Weekly Cybersecurity Roundup: CI/CD Backdoors, Dark Web Takedowns, and Emerging Malware Threats

The latest week in cybersecurity underscores the persistent threats targeting software supply chains, IoT devices, mobile platforms, and enterprise infrastructure. Threat actors continue to exploit newly disclosed vulnerabilities within hours, while law enforcement takes aim at criminal networks operating across the dark web.

Supply Chain Attack Hits Trivy Vulnerability Scanner

Attackers have compromised Trivy, a widely used open-source vulnerability scanner, injecting credential-stealing malware into official releases and CI/CD workflows. The breach has sparked secondary compromises, creating a self-propagating worm dubbed CanisterWorm. Trivy, maintained by Aqua Security, is leveraged by thousands of projects and Docker images, highlighting the high impact of supply chain attacks in modern development pipelines.

IoT Botnets Disrupted by U.S. Authorities

A coordinated operation by the U.S. Department of Justice dismantled four major Mirai-based IoT botnets—AISURU, Kimwolf, JackSkid, and Mossad—which collectively controlled over 3 million devices including routers, IP cameras, and DVRs. These botnets were used to execute massive DDoS attacks, targeting U.S. Department of Defense systems and other high-value networks. While no arrests have been publicly reported, investigators identified key operators in Canada and Germany.

Fast-Moving Vulnerability Exploits

• Langflow (CVE-2026-33017) – A critical flaw allowing unauthenticated code injection was exploited within 20 hours of public disclosure. Attackers used the vulnerability to exfiltrate sensitive data from cloud systems.
• Cisco FMC (CVE-2026-20131) – Interlock ransomware leveraged this zero-day to remotely execute Java code as root on affected firewalls, gaining a head start before public patches were available.
• iOS DarkSword Exploit Kit – Targeted users in Ukraine, Saudi Arabia, Turkey, and Malaysia via six previously undocumented iOS vulnerabilities. Devices with Lockdown Mode or iPhone 17 MIE protections remained unaffected.

Mobile Threats and Malware Campaigns

• Perseus Malware – This Android malware masquerades as IPTV apps to steal banking credentials and monitor personal note-taking apps, primarily targeting Turkey and Italy.
• VoidStealer – A Chrome-based infostealer now uses a debugger-based Application-Bound Encryption bypass to extract sensitive browser data without privilege escalation.
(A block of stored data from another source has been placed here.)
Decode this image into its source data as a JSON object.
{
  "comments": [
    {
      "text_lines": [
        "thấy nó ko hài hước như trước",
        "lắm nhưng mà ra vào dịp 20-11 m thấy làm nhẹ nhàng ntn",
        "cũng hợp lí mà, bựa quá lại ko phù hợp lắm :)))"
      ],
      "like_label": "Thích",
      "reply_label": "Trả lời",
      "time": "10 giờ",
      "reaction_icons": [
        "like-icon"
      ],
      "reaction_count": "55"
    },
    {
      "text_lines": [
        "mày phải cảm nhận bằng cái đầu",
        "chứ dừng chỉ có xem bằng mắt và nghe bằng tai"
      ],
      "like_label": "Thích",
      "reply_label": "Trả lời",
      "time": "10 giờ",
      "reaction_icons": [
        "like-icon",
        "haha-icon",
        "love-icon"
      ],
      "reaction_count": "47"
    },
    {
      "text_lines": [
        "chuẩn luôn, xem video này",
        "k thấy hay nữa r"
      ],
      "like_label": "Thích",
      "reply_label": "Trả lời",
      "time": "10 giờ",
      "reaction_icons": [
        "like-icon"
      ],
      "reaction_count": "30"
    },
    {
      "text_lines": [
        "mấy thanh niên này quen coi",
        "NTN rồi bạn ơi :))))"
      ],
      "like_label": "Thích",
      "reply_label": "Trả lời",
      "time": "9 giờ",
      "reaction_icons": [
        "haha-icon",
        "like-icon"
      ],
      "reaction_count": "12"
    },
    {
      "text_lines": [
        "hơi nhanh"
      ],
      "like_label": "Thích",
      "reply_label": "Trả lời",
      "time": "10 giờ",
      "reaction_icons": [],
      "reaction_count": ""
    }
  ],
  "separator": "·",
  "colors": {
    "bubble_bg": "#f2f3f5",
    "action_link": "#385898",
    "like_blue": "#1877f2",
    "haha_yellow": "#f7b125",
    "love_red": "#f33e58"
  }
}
Social Engineering and Fraud Operations

• WhatsApp Usernames – WhatsApp is testing a privacy-focused username system to replace phone numbers, expected globally by June 2026.
• Southeast Asia Scam Centers – The FBI, in collaboration with Thai authorities, shut down multiple scam operations exploiting vulnerable workers for cyber fraud, money laundering, and forced scams.
• Energy Sector Phishing (Pakistan) – Targeted attacks deployed malicious PDFs and ClickOnce applications to compromise operations personnel, delivering the Havoc Demon C2 framework.

Open Directories and Threat Actor Activity

• APT28 Exposed SquirrelMail Tools – Open directories revealed XSS payloads and stolen credentials from government and military mailboxes across Eastern Europe.
• Beast Ransomware Infrastructure – Analysis uncovered tools for network reconnaissance, credential harvesting, lateral movement, and exfiltration, highlighting the sophistication of modern ransomware-as-a-service (RaaS) operations.

Emerging Cybersecurity Trends

• Malicious npm Packages – Packages like sbx-mask and touch-adv steal developer secrets via post-install scripts, emphasizing the risks of hijacked publisher accounts.
• Post-Quantum Cryptography in China – Reports indicate China plans to develop national PQC standards within three years, paralleling U.S. initiatives aimed at industry-wide adoption by 2035.
• Tycoon2FA Residual Threats – While law enforcement disrupted the phishing-as-a-service platform, live CAPTCHA pages continue to operate on secondary infrastructure.

Tools for Security Professionals

• MESH – A peer-to-peer encrypted platform for mobile forensics and network monitoring over Android/iOS devices, resistant to firewalls and CGNAT.
• enject – A Rust-based tool for protecting .env secrets during development, ensuring credentials are decrypted in-memory only and never written to disk.